La Prima Commissione permanente del Senato — Affari costituzionali- aveva infatti deciso nei giorni scorsi di avviare l’iter del provvedimento attraverso un testo base, che viene presentato proprio oggi, in occasione della Giornata della Memoria.
Si torna così a mettere mano su una questione tanto delicata quanto imprescindibile, riaprendo il dibattito su una possibile stretta delle misure da adottare, soprattutto alla luce dell’aggravarsi della situazione negli ultimi due anni, periodo durante il quale gli episodi di antisemitismo sono cresciuti in modo esponenziale.

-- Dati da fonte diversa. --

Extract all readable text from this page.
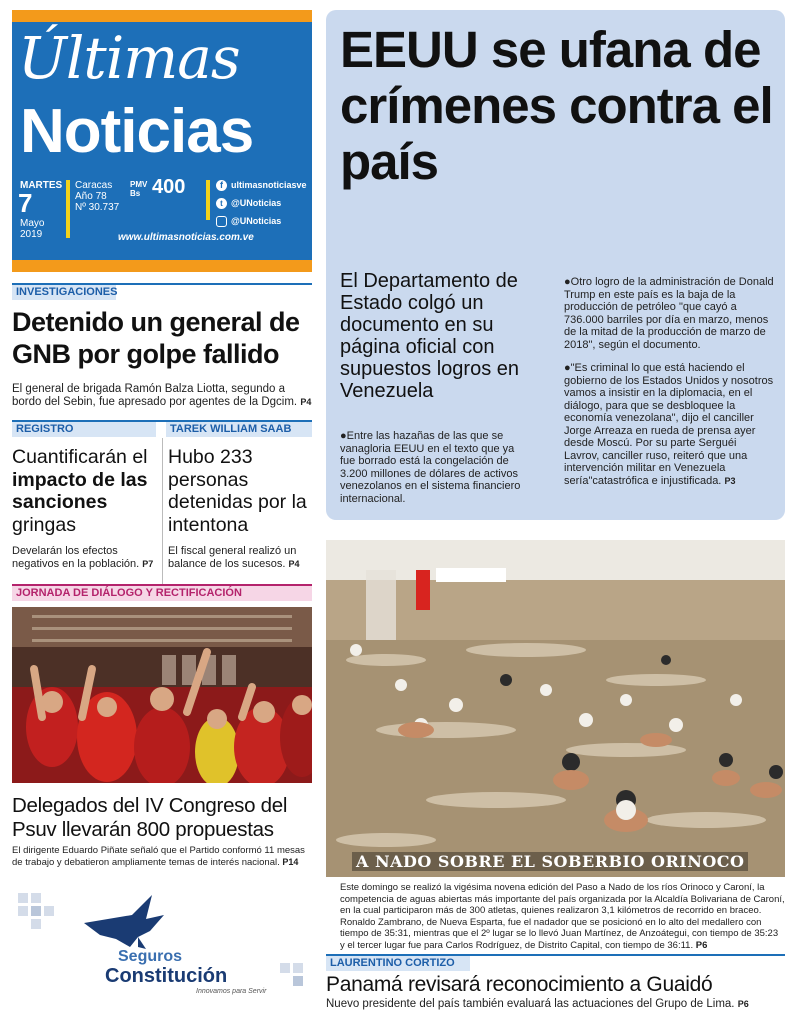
Últimas
Noticias
MARTES
7
Mayo 2019
Caracas Año 78
Nº 30.737
PMV Bs 400	f ultimasnoticiasve
t @UNoticias
@UNoticias
www.ultimasnoticias.com.ve
EEUU se ufana de crímenes contra el país
El Departamento de Estado colgó un documento en su página oficial con supuestos logros en Venezuela
●Entre las hazañas de las que se vanagloria EEUU en el texto que ya fue borrado está la congelación de 3.200 millones de dólares de activos venezolanos en el sistema financiero internacional.
●Otro logro de la administración de Donald Trump en este país es la baja de la producción de petróleo "que cayó a 736.000 barriles por día en marzo, menos de la mitad de la producción de marzo de 2018", según el documento.
●"Es criminal lo que está haciendo el gobierno de los Estados Unidos y nosotros vamos a insistir en la diplomacia, en el diálogo, para que se desbloquee la economía venezolana", dijo el canciller Jorge Arreaza en rueda de prensa ayer desde Moscú. Por su parte Serguéi Lavrov, canciller ruso, reiteró que una intervención militar en Venezuela sería"catastrófica e injustificada. P3
INVESTIGACIONES
Detenido un general de GNB por golpe fallido
El general de brigada Ramón Balza Liotta, segundo a bordo del Sebin, fue apresado por agentes de la Dgcim. P4
REGISTRO	TAREK WILLIAM SAAB
Cuantificarán el impacto de las sanciones gringas
Develarán los efectos negativos en la población. P7
Hubo 233 personas detenidas por la intentona
El fiscal general realizó un balance de los sucesos. P4
JORNADA DE DIÁLOGO Y RECTIFICACIÓN
Delegados del IV Congreso del Psuv llevarán 800 propuestas
El dirigente Eduardo Piñate señaló que el Partido conformó 11 mesas de trabajo y debatieron ampliamente temas de interés nacional. P14	A NADO SOBRE EL SOBERBIO ORINOCO
Este domingo se realizó la vigésima novena edición del Paso a Nado de los ríos Orinoco y Caroní, la competencia de aguas abiertas más importante del país organizada por la Alcaldía Bolivariana de Caroní, en la cual participaron más de 300 atletas, quienes realizaron 3,1 kilómetros de recorrido en braceo. Ronaldo Zambrano, de Nueva Esparta, fue el nadador que se posicionó en lo alto del medallero con tiempo de 35:31, mientras que el 2º lugar se lo llevó Juan Martínez, de Anzoátegui, con tiempo de 35:23 y el tercer lugar fue para Carlos Rodríguez, de Distrito Capital, con tiempo de 36:11. P6
Seguros
Constitución
Innovamos para Servir
LAURENTINO CORTIZO
Panamá revisará reconocimiento a Guaidó
Nuevo presidente del país también evaluará las actuaciones del Grupo de Lima. P6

Su questo punto, maggioranza e una parte — seppur minoritaria — dell’opposizione sembrano poter trovare un punto di incontro: un equilibrio che potrebbe mettere d’accordo la destra e i riformisti dei riformisti dem. Proprio questa frangia del Partito democratico, guidata dal senatore Graziano Delrio, appare intenzionata a cercare il dialogo. «Sono sempre stato un fautore del confronto su temi come questi: così come abbiamo ragionato insieme sul femminicidio, possiamo farlo anche sull’antisemitismo», ha dichiarato nei giorni scorsi.
Una linea, però, non apprezzata dalla maggioranza del Nazareno, soprattutto in relazione alla discussa definizione di “antisemitismo” dell’IHRA (International Holocaust Remembrance Alliance), che include anche alcune forme di critica alla politica dello Stato di Israele.
Proprio per questo il Pd ha depositato un’altra proposta, a firma del senatore Andrea Giorgis, arrivata però fuori tempo massimo per la calendarizzazione in Commissione.
E così oggi, in Commissione al Senato, il testo della legge Romeo, nato dalla proposta presentata dal capogruppo leghista Massimiliano Romeo, è stato adottato come testo base. Sarà questa la base sulla quale lavorare nelle prossime settimane.
Secondo la tabella di marcia, la discussione generale dovrebbe chiudersi il 5 febbraio, mentre il termine per la presentazione degli emendamenti in Commissione è fissato al 10.